Abstract Background Acute and chronic inflammation play essential roles in inflammatory/autoimmune conditions. Protective anti-inflammatory effects of the n-3 fatty acids docosahexaenoic acid (DHA) and eicosapentaenoic acid (EPA) were reported in animal models of colitis, sepsis, and stroke. Since dendritic cells (DC) represent the essential cellular link between innate and adaptive immunity and have a prominent role in tolerance for self-antigens, we sought to investigate the impact of DHA on DC maturation and proinflammatory cytokine production. Methods Murine bone marrow-derived DC were treated with DHA and stimulated with various toll-like receptor (TLR) ligands. Flow cytometry was used to determine the levels of surface maturation markers and endocytic activity. Cytokine expression and secretion were measured by real-time RT-PCR and ELISA assays. PPARγ and NFκB activity in nuclear extracts were determined by binding to specific oligonucleotide sequences using ELISA-based assays.
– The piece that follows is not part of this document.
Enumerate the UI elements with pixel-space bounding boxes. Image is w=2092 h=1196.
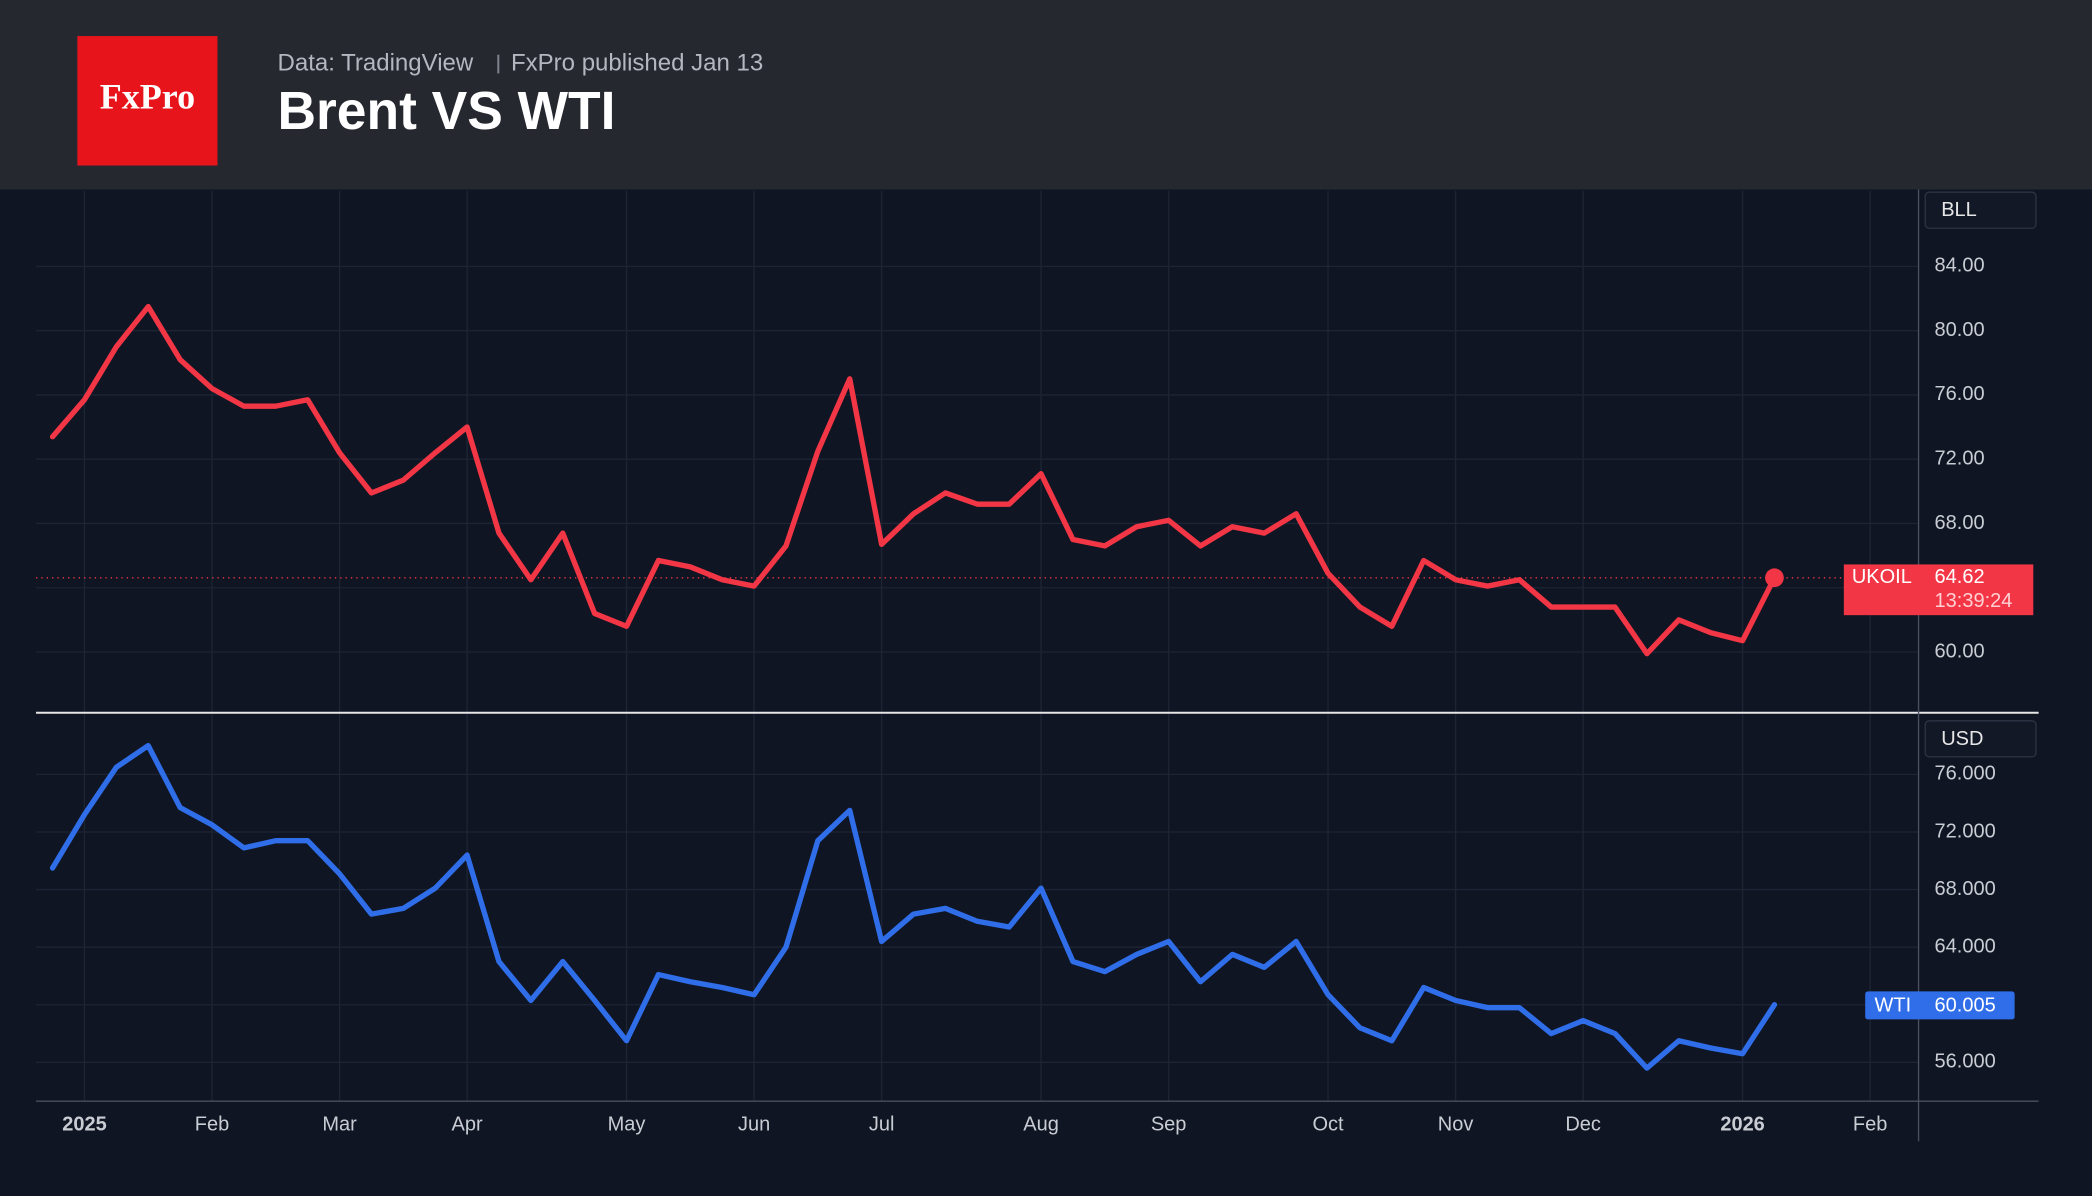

In vivo effects of DHA were assessed in splenic DC from LPS-inoculated mice maintained on a DHA-enriched diet. Results DHA maintained the immature phenotype in bone marrow-derived DC by preventing the upregulation of MHCII and costimulatory molecules (CD40, CD80 and CD86) and maintaining high levels of endocytic activity. DHA inhibited the production of pro-inflammatory cytokines, including the IL-12 cytokine family (IL-12p70, IL-23, and IL-27), from DC stimulated with TLR2, 3, 4, and 9 ligands. DHA inhibition of IL-12 expression was mediated through activation of PPARγ and inhibition of NFκBp65 nuclear translocation. DHA exerted a similar inhibitory effect on IL-12 and IL-23 expression in vivo in LPS-inoculated mice maintained on a DHA-enriched diet. Conclusions Exposure of bone marrow-derived DC to DHA resulted in the maintenance of an immature phenotype and drastic reduction in proinflammatory cytokine release. DHA inhibited the expression and secretion of the IL-12 cytokine family members (IL-12p70, IL-23 and IL-27), which play essential roles in the differentiation of the proinflammatory Th1/Th17 effector cells. The effect of DHA on IL-12 expression was mediated through activation of PPARγ and inhibition of NFκB. Inhibition of IL-12 and IL-23 expression was also evident in splenic DC from mice fed a DHA-enriched diet, suggesting that dietary DHA acts as an anti-inflammatory agent in vivo.